Nessa perspectiva, é esperado que os franceses ganhem 23 ouros e 52 medalhas. Em Tóquio, a França levou para casa 10 títulos olímpicos e subiu 33 vezes ao pódio. Em Paris, os anfitrições já subiram no alto do pódio 8 vezes e ganharam, até a tarde desta quarta-feira (31), 26 medalhas.
Pós-Olimpíadas
Mas e para quem sediou a última edição dos Jogos? Quais são as perspectivas? Também são boas, embora a campanha costume ser um pouco inferior ao da edição anterior. Na história, os ex-anfitriões costumam ganhar 5% dos ouros e 5% das medalhas nos Jogos seguintes.
Se nosso corte for a partir de 2000, esse número surpreendentemente não varia muito. Os antigos países-sede levam 5% dos títulos e ocupam 4% dos lugares do pódio.
Em números, se a média for mantida, é esperado que japoneses ganhem 16,5 ouros e 41,6 medalhas (considerando o histórico a partir de Sydney 2000). Se contarmos a média desde 1896, o Japão leva os mesmos 16,5 ouros mas tem a perpectiva de subir ao pódio 52 vezes.
Brasil e Reino Unido
O legado olímpico, porém, tem surpreendido nas últimas edições. Campanhas históricas fizeram o Team GB no Rio 2016 e o Time Brasil em Tóquio 2020. Até hoje foram as únicas delegações a ganhar ainda mais medalha na edição seguinte em que foi sede dos Jogos.
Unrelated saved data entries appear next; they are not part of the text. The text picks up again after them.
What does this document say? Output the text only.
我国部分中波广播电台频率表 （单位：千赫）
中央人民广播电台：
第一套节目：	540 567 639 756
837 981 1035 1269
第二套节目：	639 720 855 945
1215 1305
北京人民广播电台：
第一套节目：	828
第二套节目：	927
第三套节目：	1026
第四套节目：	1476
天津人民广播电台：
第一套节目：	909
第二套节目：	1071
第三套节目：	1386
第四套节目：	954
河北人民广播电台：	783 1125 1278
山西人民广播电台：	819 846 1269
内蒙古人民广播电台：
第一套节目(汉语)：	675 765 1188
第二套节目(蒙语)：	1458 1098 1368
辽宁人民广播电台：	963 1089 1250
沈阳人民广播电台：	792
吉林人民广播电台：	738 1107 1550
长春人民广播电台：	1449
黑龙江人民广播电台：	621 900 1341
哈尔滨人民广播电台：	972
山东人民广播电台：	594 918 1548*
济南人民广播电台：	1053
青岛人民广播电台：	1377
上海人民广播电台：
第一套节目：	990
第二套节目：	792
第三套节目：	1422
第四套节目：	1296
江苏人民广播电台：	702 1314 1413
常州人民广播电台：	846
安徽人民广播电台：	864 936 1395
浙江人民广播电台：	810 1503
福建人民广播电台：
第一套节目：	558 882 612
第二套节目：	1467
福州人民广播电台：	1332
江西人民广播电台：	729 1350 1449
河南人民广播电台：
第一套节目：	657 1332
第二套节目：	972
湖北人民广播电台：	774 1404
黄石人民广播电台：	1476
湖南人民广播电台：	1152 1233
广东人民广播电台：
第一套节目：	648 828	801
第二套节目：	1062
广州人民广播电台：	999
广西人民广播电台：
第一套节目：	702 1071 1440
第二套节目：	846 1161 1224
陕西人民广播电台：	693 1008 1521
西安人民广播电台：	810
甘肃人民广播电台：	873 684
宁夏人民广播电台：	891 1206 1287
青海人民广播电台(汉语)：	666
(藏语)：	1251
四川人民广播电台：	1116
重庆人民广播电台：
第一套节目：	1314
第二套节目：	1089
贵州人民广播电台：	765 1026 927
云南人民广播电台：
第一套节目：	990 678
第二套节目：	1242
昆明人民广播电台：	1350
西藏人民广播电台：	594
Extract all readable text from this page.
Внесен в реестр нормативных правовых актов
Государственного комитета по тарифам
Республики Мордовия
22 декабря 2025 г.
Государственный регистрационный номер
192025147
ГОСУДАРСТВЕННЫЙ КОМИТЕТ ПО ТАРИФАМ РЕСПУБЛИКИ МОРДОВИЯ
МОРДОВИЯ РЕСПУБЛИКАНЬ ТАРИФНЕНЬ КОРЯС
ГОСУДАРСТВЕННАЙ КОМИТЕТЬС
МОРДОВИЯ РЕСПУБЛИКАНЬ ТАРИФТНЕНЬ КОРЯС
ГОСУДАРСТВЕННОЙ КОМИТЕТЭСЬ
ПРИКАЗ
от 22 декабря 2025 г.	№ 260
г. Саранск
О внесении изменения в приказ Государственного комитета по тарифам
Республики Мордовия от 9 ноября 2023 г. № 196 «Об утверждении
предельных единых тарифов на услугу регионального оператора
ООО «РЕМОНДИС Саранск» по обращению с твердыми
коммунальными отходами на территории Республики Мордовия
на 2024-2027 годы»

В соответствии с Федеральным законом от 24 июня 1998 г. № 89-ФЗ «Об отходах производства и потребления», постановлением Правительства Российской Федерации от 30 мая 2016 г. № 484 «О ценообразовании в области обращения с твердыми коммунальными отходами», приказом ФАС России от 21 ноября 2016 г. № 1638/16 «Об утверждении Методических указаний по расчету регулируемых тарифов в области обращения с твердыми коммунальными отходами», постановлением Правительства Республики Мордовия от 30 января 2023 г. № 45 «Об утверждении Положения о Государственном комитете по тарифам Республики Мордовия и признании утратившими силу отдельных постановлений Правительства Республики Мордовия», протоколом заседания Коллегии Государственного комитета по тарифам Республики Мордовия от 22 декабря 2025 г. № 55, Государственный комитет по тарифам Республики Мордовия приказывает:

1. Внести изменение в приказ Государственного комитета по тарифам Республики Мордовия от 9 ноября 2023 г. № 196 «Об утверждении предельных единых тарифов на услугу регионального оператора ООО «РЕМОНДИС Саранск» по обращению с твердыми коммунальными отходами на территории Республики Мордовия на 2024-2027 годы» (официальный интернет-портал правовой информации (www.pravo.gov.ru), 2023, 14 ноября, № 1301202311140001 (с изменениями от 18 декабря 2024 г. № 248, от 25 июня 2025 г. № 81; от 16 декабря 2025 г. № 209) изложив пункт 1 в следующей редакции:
Os britânicos levaram 67 medalhas para o Reino Unido após competir no Brasil, há 8 anos. Em casa, foram 65 comendas, embora tenham ganhado 29 ouros em Londres e 27 no Rio.
O Time Brasil, por sua vez, foi ainda melhor, com 7 ouros e 21 medalhas no Japão, há três anos, contra 7 ouros e 19 pódios em casa, em 2016. Se fomos 13º no quadro geral de medalhas no Rio 2016, subimos uma posição, atingindo o 12º lugar em Tóquio 2020.
Novas modalidades ajudaram bastante o Time Brasil a atingir esse resultado histórico: 19% das medalhas vieram no surfe e no skate, que estrearam no Japão (1 ouro e 3 pratas).
Classificação
E quanto à posição no quadro geral de medalhas? O antigo país-sede termina, em média na 10ª posição na edição seguinte dos Jogos. Se fizermos nosso corte a partir de Sydney 2000, esse desempenho cai um pouco: 14º lugar.
Mas aqui temos a Grécia como caso à parte. Os gregos foram de 6 ouros em Atenas 2004 para nenhum em Pequim 2008. Os 16 pódios em casa caíram para só 3 na China, quatro anos depois. Com isso, a delegação foi do 15º lugar no quadro de medalhas competindo em casa para um vergonhoso 60º na China.
A explicação para isso é que a Grécia estava falida, assolada por grave crise econômica em 2008, e isso refletiu na delegação.
Se tirarmos a Grécia desse levantamento dos Jogos contemporâneos (2000-2024), os números pós-olímpicos são bem melhores. O país-sede ocupa em média a 4ª posição quando compete em casa e cai para o 5º lugar nas Olimpíadas seguintes.
O Japão em 2024 só prova esse histórico ao mostrar que, se organizar uma Olimpíada em casa implica investimento considerável, traz um legado esportivo significativo nos anos seguintes.